The annual Area 15 Special Olympics Burger Luncheon is as much a community gathering as an opportunity to get a good burger, said Crowson.
“I think we’re providing a good quality lunch for folks at a very good price,” Crowson said. “We start with a good lean burger. We have some good cooks between the City of Maryville Fire Department, Atmos Energy and Parks and Recreation. They prepare the burgers very well, and we have fresh, homegrown tomatoes from Conning Farms and good, fresh lettuce. The cost is $6, which gets you a burger, chips, a drink and cookies.”
Crowson said folks can eat at the church or get a take-out order. “People can call 865-680-8305 as early as 10 that morning to pre-order take-out. Then they just come by and pick up their orders at whatever time they need them,” she said. Take-out orders can also be done on site for walk-ups.
Crowson said the lunch is a good deal for customers. “It’s a quality meal. We’re always concerned that we give customers something worth the money people are paying, and I feel good about our quality and our price,” she said.

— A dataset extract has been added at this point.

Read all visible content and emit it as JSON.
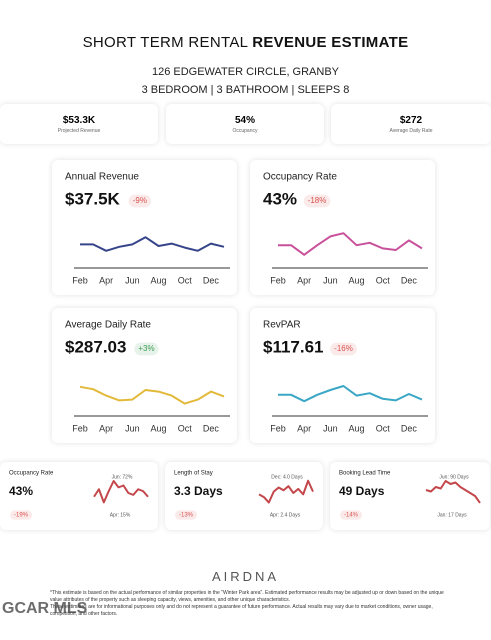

“We have sponsors who support this and offset the expenses. The whole goal is to raise money for Area 15 Special Olympics in Blount County.”
Crowson said Area 15 Special Olympics has been fundraising for many years. “We were doing the bean lunch as far back as 1999. Five years ago we started the burger luncheon,” she said. “Our goal is to raise at least $3,000 for Special Olympics. It goes right back into Special Olympics to provide meals and transportation to state games, equipment and supplies like stop watches or any other costs you can think of that has to do with putting on these events that we do several times throughout the year.”
Crowson said the dollars raised support efforts from spring and summer track and field to winter games like basketball and bowling. “It all takes money. You don’t always have everything supplied by sponsors. You need dollars to make these events happen. We get no financial support through the State of Tennessee or from Special Olympics International. Our participants number more than 300,” she said.
Crowson said that once the school year starts, there are Special Olympics events throughout the year. “The funds we raise at this event plus everything we get from the community allows us to do all those other programs.”